Earlier today, I had the privilege of joining USAID Administrator Raj Shah at the White House to announce the Agency for International Development’s new counter-trafficking in persons (C-TIP) initiative. As the Ambassador who spearheads the United States’ diplomatic efforts on this issue, I’m always happy to see our partners across government strengthening their efforts to combat modern slavery. USAID’s work against trafficking is critical to this struggle, and this new policy shows what a priority it is for the Agency’s top leadership. I’m particularly optimistic about some of the new tools and techniques that this new C-TIP policy will help develop and promote.
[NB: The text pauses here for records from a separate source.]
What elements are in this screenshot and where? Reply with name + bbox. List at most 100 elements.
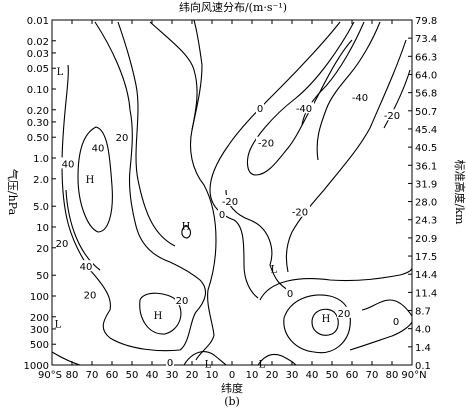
y-tick-label-right: 24.3 xyxy=(415,216,437,227)
contour-label: 0 xyxy=(219,210,225,221)
x-tick-label: 90°S xyxy=(38,370,62,381)
contour-lines xyxy=(51,19,413,366)
y-tick-label-left: 0.02 xyxy=(27,37,49,48)
contour-label-bg xyxy=(290,205,310,217)
x-tick-label: 0 xyxy=(229,370,235,381)
contour-label: 0 xyxy=(167,358,173,369)
contour-label-bg xyxy=(166,355,174,367)
contour-label: 20 xyxy=(116,133,129,144)
contour-label-bg xyxy=(218,208,226,220)
contour-label-bg xyxy=(115,131,129,143)
x-tick-label: 70 xyxy=(86,370,99,381)
y-tick-label-left: 100 xyxy=(30,292,49,303)
y-tick-label-right: 4.0 xyxy=(415,325,431,336)
contour-label: -40 xyxy=(352,93,368,104)
y-tick-label-left: 500 xyxy=(30,340,49,351)
contour-line-sh-zero xyxy=(149,21,217,361)
contour-line-sh-upper-20 xyxy=(117,21,176,247)
contour-label-bg xyxy=(91,141,105,153)
x-tick-label: 10 xyxy=(246,370,259,381)
contour-label-bg xyxy=(294,102,314,114)
y-tick-label-right: 36.1 xyxy=(415,161,437,172)
contour-label: -20 xyxy=(222,197,238,208)
contour-line-nh-lower-20 xyxy=(361,299,413,317)
y-tick-label-left: 50 xyxy=(36,271,49,282)
contour-line-upper-zero xyxy=(191,19,203,131)
y-tick-label-right: 17.5 xyxy=(415,252,437,263)
extrema-markers: H H H H L L L L L xyxy=(55,67,331,370)
contour-label: 40 xyxy=(92,143,105,154)
x-tick-label: 60 xyxy=(346,370,359,381)
x-tick-label: 20 xyxy=(186,370,199,381)
y-tick-label-left: 20 xyxy=(36,244,49,255)
contour-label-bg xyxy=(337,306,351,318)
x-tick-label: 40 xyxy=(306,370,319,381)
y-tick-label-left: 0.20 xyxy=(27,106,49,117)
x-tick-label: 80 xyxy=(386,370,399,381)
contour-label: 0 xyxy=(287,289,293,300)
contour-label: 20 xyxy=(84,290,97,301)
y-tick-label-left: 0.03 xyxy=(27,49,49,60)
y-tick-label-right: 8.7 xyxy=(415,307,431,318)
y-axis-label-left: 气压/hPa xyxy=(6,169,20,216)
contour-label: 20 xyxy=(338,309,351,320)
y-tick-label-left: 0.05 xyxy=(27,64,49,75)
y-tick-label-left: 200 xyxy=(30,313,49,324)
contour-label-bg xyxy=(382,109,402,121)
chart-title: 纬向风速分布/(m·s⁻¹) xyxy=(179,0,287,14)
contour-label-bg xyxy=(286,286,294,298)
contour-label-bg xyxy=(256,102,264,114)
contour-label: -20 xyxy=(384,111,400,122)
contour-label: 0 xyxy=(257,104,263,115)
contour-label-bg xyxy=(83,288,97,300)
contour-line-nh-minus20-inner xyxy=(246,21,355,176)
x-axis-label: 纬度 xyxy=(221,381,243,395)
contour-line-nh-minus40-b xyxy=(316,21,381,161)
y-tick-label-left: 1.0 xyxy=(33,154,49,165)
contour-label-bg xyxy=(55,236,69,248)
x-tick-label: 20 xyxy=(266,370,279,381)
contour-label-bg xyxy=(256,136,276,148)
contour-label-bg xyxy=(350,90,370,102)
contour-label: -20 xyxy=(292,208,308,219)
x-tick-label: 90°N xyxy=(401,370,426,381)
low-marker: L xyxy=(57,67,64,78)
high-marker: H xyxy=(322,314,331,325)
plot-frame xyxy=(51,19,413,366)
y-tick-label-left: 0.50 xyxy=(27,133,49,144)
contour-line-nh-zero xyxy=(209,21,341,299)
high-marker: H xyxy=(182,221,191,232)
y-tick-label-right: 20.9 xyxy=(415,234,437,245)
low-marker: L xyxy=(55,319,62,330)
contour-line-surface-sh xyxy=(51,351,81,366)
contour-line-surface-eq xyxy=(183,351,227,366)
contour-label: -40 xyxy=(296,104,312,115)
x-tick-label: 50 xyxy=(326,370,339,381)
y-tick-label-right: 73.4 xyxy=(415,34,437,45)
x-tick-label: 50 xyxy=(126,370,139,381)
y-tick-label-left: 1000 xyxy=(24,361,49,372)
y-tick-label-right: 40.5 xyxy=(415,143,437,154)
contour-label: -20 xyxy=(258,139,274,150)
y-tick-label-left: 300 xyxy=(30,325,49,336)
contour-line-nh-tropo-20 xyxy=(283,294,351,354)
y-tick-label-left: 10 xyxy=(36,223,49,234)
y-tick-label-right: 79.8 xyxy=(415,16,437,27)
contour-label-bg xyxy=(220,195,240,207)
y-tick-label-right: 31.9 xyxy=(415,179,437,190)
y-tick-label-right: 64.0 xyxy=(415,70,437,81)
y-tick-label-right: 50.7 xyxy=(415,107,437,118)
y-tick-label-left: 5.0 xyxy=(33,202,49,213)
x-tick-label: 40 xyxy=(146,370,159,381)
x-tick-label: 80 xyxy=(66,370,79,381)
x-axis-ticks: 90°S 80 70 60 50 40 30 20 10 0 10 20 30 40 50 60 70 80 90°… xyxy=(38,20,427,381)
left-axis-ticks: 0.01 0.020.03 0.05 0.10 0.200.30 0.50 1.0 2.0 5.… xyxy=(24,16,56,372)
y-tick-label-right: 28.0 xyxy=(415,198,437,209)
y-tick-label-right: 1.4 xyxy=(415,343,431,354)
x-tick-label: 30 xyxy=(166,370,179,381)
contour-labels: 40 40 20 20 40 20 20 0 0 0 -20 -20 -20 -40 -40 -20 0 20 0 xyxy=(55,90,402,369)
contour-line-nh-minus20-right xyxy=(383,69,411,129)
contour-label-bg xyxy=(392,314,400,326)
y-tick-label-right: 56.8 xyxy=(415,89,437,100)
Both at the State Department and at USAID, we are supporting programs around the world that fight human trafficking using the 3P Paradigm—preventing trafficking, protecting survivors, and prosecuting those responsible for exploitation. Through rigorous monitoring and evaluation, we know which practices are working, and we’ll continue to support those things that are doing the most good. But the reality remains—every year there are about 4,000 trafficking prosecutions in response to a crime that victimizes as many as 27 million men, women, and children around the world.
That’s why the new C-TIP policy’s focus on innovation is so important. As we move forward with this struggle, we’re going to need to change the way we fight this crime. Whether through new applications of empirical research, harnessing modern technology and social networks, or integrating anti-trafficking initiatives into other development efforts, we need to explore new approaches and cultivate new ideas as we work to eradicate this crime once and for all.
But USAID’s new policy shows a true understanding that before we can make real progress against this crime on a global scale, we need to get our own house in order. In the Quadrennial Diplomacy and Development Review (QDDR), Secretary Clinton made clear that the State Department and USAID would be tasked with stepping up their own internal anti-trafficking efforts. The new C-TIP initiative answers that call, building on the Agency’s Counter-Trafficking Code of Conduct that holds USAID employees and partners to the highest standards of behavior.
As USAID works to implement this new policy, I look forward to collaborating with Administrator Shah and his team as we make new inroads in the fight against modern slavery. Together, we will work to carry out the Obama Administration’s commitment to deliver once and for all on the American promise of freedom.